Wednesday, November 24, 2010

Family

As the oldest of three kids (and the wife of the second to youngest of seven kids), I've read with some interest different theories of child birth order. Staring in college, we talked about it my developmental psychology class at LSU and I've read popular news stories about it since. Now, as the mom of three girls, I'm intrigued by it in an new way. And when I heard this story online, it especially piqued my interest, as so many people will be heading "home" to be with family for Thanksgiving.

For what it's worth, I think all of the theories they talk about in this story are right. Each kid essentially grows up in a different family, parents treat their children differently, and a certain brand of survival of the fittest figures somewhere into that as kids need to excel in different areas.

As the oldest and the only girl in my family, I know my experience growing up was vastly different from my brother Drew's, as the middle child and first boy, and Neal's, as the youngest born almost seven years after me. And as a parent, I know no matter how hard I try to be consistent, I parent my children differently. Partly, it is because they require different things, different ways of connecting, different levels of attention and different ways of receiving love and affirmation and discipline. And then it is partly because I'm different. I wasn't the same person I was when Caroline was born, nor when Charlotte was born.

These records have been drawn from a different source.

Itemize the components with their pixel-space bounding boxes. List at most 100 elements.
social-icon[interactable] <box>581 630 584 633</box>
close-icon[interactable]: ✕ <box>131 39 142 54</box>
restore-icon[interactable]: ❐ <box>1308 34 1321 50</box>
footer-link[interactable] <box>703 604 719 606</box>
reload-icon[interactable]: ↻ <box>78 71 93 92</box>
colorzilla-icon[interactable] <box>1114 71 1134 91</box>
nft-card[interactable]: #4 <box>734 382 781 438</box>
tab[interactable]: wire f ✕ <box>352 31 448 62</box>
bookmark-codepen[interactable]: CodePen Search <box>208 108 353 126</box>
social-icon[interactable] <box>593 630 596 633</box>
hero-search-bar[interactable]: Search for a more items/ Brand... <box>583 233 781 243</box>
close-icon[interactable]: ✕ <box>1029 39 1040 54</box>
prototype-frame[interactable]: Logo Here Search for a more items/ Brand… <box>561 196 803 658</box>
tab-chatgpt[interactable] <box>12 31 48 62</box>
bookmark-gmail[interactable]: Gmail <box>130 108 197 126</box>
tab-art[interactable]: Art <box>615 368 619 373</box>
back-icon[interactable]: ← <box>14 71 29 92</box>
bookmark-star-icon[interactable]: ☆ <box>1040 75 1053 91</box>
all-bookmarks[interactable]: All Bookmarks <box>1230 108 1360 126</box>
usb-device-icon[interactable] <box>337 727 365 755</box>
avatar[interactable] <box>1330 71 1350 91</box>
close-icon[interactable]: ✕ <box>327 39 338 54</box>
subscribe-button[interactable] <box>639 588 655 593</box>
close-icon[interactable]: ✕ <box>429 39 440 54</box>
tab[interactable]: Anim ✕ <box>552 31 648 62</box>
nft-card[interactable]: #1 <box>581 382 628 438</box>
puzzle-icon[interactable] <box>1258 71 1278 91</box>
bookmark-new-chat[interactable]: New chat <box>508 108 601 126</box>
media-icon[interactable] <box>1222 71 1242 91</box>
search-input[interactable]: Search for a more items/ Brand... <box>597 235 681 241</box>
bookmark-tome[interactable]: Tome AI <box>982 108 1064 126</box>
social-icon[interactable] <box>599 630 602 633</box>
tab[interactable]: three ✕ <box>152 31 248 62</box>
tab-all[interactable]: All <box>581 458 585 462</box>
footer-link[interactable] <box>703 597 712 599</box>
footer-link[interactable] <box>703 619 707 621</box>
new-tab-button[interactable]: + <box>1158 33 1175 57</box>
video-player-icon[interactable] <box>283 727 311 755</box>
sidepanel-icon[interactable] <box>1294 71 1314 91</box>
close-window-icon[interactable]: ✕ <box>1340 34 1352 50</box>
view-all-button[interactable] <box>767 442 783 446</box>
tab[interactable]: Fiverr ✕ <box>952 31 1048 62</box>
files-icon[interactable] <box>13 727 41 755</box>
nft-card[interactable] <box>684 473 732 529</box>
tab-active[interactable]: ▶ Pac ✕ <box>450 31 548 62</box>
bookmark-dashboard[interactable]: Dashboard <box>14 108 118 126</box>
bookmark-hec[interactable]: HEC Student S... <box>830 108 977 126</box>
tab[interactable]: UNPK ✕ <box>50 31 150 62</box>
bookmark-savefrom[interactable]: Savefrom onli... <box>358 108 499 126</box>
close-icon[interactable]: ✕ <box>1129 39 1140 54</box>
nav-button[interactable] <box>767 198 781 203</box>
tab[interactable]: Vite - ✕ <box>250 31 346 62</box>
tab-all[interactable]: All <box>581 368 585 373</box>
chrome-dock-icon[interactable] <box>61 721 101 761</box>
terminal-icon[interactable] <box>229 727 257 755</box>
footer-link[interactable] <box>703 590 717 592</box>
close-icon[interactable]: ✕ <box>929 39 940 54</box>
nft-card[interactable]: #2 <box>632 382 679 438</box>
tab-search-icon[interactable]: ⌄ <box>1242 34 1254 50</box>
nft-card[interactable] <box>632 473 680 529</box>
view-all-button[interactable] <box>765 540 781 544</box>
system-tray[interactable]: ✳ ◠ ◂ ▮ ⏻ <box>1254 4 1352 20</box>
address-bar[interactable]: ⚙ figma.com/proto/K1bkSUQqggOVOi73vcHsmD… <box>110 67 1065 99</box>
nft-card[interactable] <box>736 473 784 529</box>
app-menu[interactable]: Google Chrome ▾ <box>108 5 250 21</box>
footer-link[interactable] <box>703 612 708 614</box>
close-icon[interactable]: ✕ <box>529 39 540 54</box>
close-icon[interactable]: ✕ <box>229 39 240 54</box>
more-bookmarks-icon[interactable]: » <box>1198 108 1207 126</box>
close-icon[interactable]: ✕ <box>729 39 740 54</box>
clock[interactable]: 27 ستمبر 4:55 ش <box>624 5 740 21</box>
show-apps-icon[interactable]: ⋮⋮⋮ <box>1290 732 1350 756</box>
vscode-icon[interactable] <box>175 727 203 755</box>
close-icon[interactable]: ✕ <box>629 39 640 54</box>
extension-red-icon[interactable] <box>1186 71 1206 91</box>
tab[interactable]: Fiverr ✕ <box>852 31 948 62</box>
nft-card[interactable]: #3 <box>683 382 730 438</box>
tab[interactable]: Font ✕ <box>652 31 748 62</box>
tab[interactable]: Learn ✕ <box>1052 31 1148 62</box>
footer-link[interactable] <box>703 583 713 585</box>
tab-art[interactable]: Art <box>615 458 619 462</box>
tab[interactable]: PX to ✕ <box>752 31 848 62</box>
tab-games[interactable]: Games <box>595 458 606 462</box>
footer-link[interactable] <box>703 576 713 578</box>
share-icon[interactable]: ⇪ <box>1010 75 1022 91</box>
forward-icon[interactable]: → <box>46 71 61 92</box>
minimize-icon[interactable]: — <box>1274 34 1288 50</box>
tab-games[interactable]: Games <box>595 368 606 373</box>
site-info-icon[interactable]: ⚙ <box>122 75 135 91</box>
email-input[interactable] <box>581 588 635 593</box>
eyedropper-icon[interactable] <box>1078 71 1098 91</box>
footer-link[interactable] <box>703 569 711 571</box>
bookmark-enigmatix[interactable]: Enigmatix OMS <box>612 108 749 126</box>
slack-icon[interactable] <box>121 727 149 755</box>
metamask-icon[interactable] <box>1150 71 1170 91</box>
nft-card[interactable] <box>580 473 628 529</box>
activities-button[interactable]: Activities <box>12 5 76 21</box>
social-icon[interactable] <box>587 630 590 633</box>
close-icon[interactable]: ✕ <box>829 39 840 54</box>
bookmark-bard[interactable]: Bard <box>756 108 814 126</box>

As I listened to the NPR story about the polar opposite brothers, something reminded me of a piece of advice I heard a few years ago about relationships: Assume good intentions. Though that can be hard to do much of the time, it does work. It helps to remember that all people are functions of who God created them to be and all that they've encountered since that creation. My brothers, my children, the rest of my family, my friends are all shaped by their world in so many different ways and loving them often means stepping out of my own shoes and into theirs.